According to Benderson Development agent James Boglioli, Hertz wants to open a storefront in the plaza behind/west of the Rite Aid drug store building. Hertz would have up to 15 vehicles available for rent; the vehicles would be parked/stored perpendicular to Summit Street.

Hertz would be the first tenant of the building behind Rite-Aid; other tenants of Lockport Commons plaza are in the building south of the drug store. The Hertz store should open sometime this winter, Boglioli said.

Because Hertz would “store” vehicles outside, it needs a special use permit from the city to operate in a B-2 land zone. The Common Council will vote Wednesday whether to grant the permit.

In other business, the planning board OK’d a site plan by Pizza Oven owner-operator John Rinaldo to install a solar power system atop the business.

Rinaldo said the system consists of 37 solar panels, to be erected on the south side of the roof at 54 Vine St. Installation by Astrum Solar is set to begin Dec. 10.

Rinaldo said he’s investing about $53,000 in the system, inclusive of the cost of a new roof on the building, and qualifies for a $10,000 rebate from the state Energy Research and Development Authority. By his accountant’s projections, he said, the system should pay for itself and start generating a “return” for the business within six years.

Generally, solar systems work this way: Cells within the solar panels absorb sunlight, creating a direct current; the current is passed through an inverter, which turns it into AC power just like the utility companies deliver.

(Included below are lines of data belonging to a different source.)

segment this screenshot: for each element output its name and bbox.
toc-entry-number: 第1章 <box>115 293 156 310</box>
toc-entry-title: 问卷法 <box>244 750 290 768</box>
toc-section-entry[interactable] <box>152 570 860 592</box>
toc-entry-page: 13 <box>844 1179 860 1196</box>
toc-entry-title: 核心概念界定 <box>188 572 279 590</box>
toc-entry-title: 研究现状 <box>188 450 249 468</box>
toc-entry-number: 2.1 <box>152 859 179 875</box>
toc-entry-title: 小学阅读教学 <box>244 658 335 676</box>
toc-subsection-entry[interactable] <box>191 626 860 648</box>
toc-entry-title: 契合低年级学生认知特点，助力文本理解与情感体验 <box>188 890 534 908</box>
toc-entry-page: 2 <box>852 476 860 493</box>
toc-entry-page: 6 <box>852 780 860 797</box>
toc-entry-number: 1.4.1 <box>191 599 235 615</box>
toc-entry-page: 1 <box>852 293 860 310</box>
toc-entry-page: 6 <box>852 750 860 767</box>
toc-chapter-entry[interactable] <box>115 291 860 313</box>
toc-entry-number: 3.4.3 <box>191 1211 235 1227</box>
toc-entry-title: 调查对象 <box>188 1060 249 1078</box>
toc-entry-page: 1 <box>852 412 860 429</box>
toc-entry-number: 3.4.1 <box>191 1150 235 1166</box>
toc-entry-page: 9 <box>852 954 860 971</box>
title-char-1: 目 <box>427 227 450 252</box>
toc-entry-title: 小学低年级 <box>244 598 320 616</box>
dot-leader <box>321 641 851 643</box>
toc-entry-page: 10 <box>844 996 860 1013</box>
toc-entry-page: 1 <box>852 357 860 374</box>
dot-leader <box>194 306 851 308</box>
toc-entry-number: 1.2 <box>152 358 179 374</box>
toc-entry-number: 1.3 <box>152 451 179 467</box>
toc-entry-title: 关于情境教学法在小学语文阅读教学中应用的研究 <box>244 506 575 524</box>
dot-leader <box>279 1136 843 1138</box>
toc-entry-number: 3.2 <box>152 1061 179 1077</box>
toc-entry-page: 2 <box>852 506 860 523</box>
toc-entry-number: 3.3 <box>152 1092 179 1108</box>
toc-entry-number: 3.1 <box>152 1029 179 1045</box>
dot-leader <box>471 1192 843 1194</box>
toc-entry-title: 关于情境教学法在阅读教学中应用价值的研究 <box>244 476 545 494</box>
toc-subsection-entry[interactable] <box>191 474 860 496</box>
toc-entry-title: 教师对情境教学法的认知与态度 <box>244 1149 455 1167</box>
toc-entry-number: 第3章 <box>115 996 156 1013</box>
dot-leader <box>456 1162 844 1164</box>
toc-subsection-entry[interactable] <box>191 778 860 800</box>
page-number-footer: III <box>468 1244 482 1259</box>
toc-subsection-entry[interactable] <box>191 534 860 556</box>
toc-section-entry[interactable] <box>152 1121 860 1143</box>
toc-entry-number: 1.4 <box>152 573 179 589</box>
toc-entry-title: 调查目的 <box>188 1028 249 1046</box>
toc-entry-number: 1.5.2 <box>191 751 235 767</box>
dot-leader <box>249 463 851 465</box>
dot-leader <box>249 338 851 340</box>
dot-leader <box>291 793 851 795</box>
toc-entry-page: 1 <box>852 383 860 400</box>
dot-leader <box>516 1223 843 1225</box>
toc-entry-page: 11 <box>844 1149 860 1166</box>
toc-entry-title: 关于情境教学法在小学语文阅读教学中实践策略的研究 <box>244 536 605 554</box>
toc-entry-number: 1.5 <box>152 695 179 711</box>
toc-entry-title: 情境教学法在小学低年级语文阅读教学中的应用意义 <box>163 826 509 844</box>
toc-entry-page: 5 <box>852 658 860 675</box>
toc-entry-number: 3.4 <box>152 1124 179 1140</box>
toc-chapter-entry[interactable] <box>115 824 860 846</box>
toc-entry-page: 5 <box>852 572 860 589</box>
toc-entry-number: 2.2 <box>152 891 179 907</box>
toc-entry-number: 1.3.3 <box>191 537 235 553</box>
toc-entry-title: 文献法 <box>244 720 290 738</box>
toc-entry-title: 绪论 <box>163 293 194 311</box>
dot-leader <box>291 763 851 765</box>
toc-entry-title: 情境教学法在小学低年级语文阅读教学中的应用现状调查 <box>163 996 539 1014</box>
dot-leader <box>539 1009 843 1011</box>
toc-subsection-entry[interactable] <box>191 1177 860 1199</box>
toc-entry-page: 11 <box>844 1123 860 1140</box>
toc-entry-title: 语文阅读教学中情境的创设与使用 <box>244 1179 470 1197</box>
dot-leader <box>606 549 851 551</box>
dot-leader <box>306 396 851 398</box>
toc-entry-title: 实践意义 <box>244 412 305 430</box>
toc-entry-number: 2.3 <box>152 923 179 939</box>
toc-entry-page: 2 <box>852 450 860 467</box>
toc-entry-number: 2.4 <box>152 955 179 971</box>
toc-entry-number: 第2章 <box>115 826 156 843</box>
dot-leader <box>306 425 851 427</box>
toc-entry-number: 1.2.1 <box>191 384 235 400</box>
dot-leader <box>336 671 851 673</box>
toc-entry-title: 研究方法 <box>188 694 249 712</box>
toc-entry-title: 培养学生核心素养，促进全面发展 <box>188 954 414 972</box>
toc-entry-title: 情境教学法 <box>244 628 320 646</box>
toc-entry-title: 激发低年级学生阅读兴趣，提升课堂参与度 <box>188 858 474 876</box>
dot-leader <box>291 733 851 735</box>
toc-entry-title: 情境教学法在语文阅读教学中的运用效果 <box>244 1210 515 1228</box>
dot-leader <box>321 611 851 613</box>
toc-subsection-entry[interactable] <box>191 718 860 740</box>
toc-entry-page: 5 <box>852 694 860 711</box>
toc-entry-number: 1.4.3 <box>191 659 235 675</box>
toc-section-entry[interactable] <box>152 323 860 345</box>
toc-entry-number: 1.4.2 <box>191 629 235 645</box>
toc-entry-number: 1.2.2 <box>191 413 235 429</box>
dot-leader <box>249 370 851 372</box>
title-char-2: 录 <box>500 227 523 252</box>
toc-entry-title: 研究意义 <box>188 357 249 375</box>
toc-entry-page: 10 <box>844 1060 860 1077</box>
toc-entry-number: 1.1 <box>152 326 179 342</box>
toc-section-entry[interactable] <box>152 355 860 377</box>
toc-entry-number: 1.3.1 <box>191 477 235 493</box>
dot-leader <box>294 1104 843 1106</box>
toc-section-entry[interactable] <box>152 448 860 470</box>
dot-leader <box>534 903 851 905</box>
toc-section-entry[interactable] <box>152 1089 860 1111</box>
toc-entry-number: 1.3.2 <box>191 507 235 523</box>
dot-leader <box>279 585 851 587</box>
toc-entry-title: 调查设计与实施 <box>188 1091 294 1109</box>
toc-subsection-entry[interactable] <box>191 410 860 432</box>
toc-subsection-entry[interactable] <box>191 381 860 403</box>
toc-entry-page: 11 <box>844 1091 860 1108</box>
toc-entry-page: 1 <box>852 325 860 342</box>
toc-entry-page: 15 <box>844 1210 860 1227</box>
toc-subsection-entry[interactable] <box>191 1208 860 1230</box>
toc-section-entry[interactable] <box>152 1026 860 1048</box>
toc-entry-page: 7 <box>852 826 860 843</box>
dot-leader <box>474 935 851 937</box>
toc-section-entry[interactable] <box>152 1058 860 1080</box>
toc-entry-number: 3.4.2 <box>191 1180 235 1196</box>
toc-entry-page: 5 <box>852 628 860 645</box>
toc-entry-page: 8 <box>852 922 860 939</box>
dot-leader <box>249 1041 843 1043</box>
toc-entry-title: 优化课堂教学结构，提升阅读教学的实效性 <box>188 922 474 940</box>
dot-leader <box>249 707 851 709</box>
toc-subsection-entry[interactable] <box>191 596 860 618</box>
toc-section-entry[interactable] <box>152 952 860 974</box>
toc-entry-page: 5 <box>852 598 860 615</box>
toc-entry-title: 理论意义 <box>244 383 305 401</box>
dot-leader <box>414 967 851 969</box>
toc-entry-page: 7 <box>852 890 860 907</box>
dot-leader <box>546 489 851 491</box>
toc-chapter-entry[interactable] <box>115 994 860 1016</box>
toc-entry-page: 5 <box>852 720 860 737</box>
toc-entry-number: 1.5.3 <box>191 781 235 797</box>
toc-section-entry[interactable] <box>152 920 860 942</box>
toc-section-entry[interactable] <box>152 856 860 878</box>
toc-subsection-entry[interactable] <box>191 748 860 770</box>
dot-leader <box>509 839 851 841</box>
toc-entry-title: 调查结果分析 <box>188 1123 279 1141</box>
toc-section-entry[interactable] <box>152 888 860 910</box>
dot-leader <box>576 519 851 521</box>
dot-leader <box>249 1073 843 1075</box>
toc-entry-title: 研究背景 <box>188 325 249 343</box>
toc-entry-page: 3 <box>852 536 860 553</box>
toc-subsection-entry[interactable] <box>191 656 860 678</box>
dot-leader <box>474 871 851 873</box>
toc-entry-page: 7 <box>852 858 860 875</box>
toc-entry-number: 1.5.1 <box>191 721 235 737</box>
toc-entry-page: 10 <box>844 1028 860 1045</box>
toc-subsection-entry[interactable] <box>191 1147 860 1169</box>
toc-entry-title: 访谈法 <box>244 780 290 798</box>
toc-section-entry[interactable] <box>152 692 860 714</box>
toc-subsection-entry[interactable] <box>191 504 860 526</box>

On the spot, solar electricity is directed to lights, appliances and equipment that’s “on” during generation; and any excess power that’s not consumed is fed into the power grid.

The user — in this case Pizza Oven — stays connected to the grid, contributing or drawing power as needed, and its monthly electric bill is based on “net usage,” meaning the different between what it gave to and took from the grid. When the system generates more power than the business consumes, the business get credits on its account.

Pizza Oven’s solar system should cover 50 to 60 percent of its annual electric consumption, according to Rinaldo.